Last week an Egyptian court refused liberal opposition party leader Ayman Nour’s appeal against a five-year sentence on forgery charges, despite US appeals for his release on humanitarian grounds. Nour is diabetic.

He came a distant second to President Hosni Mubarak in presidential polls last year, and pro-democracy activists say the forgery charges were fabricated. He cannot launch another appeal, and is now unlikely to run in 2011 presidential polls.

“I think the regime feels the danger … not because he has a substantial following, but because the West is known to bring people and put them in the forefront,” Kazziha said.

“You have Karzai, you have Chalabi. This is challenging the regime’s future,” he added, referring to Afghan President Hamid Karzai and Ahmad Chalabi, deputy prime minister in the outgoing Iraqi government and former US favourite for Iraqi leader.
 

300 judges protest

CAIRO (Reuters) — At least 300 Egyptian judges stood in silence outside the high court on Thursday in protest against what they say is state interference in the judiciary.

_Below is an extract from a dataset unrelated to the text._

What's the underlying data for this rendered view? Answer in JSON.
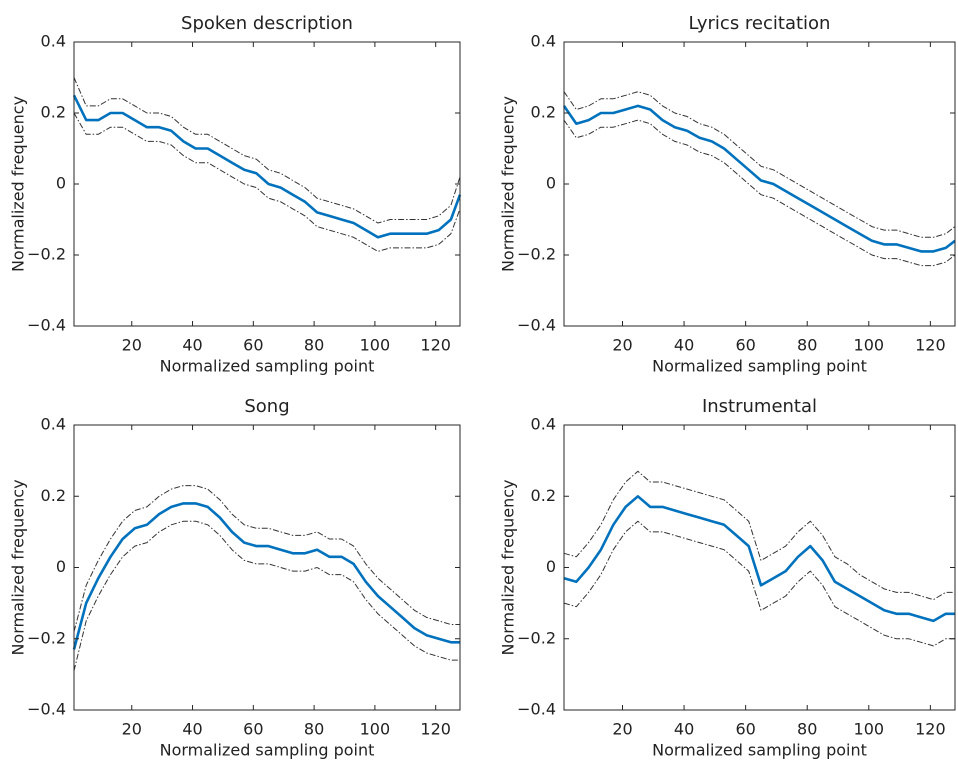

Hundreds of police, some in riot gear, surrounded the court and blocked about 200 other activists outside Egypt’s Journalists’ Syndicate building nearby from joining the judges.

The activists, penned in by the riot police, protested on the steps of the building. Two were beaten and dragged away by plainclothes security men as they left the protest, George Ishak, a leader of the anti-government Kefaya movement said.

At two protests in support of the judges this month, security forces have beaten and detained peaceful protesters and journalists, provoking criticism from Washington and the European Union. “No political reform without freedom for the press and independence for the judiciary,” one banner posted outside the syndicate said.

Elsewhere, about 100 activists protested in support of the judges outside Cairo University. Egypt’s Tagammu opposition party said its headquarters was besieged by police to stop members from joining demonstrations.

“We are calling for the independence of the judiciary … and our complete supervision of elections if there is to be supervision from now on. This is an historic day,” said Ahmed Salah, a judge at the protest, who wore his ceremonial red sash.

Outside the court, at least 100 journalists, cameramen, photographers and activists clapped and cheered the judges, who stood on the steps of the building.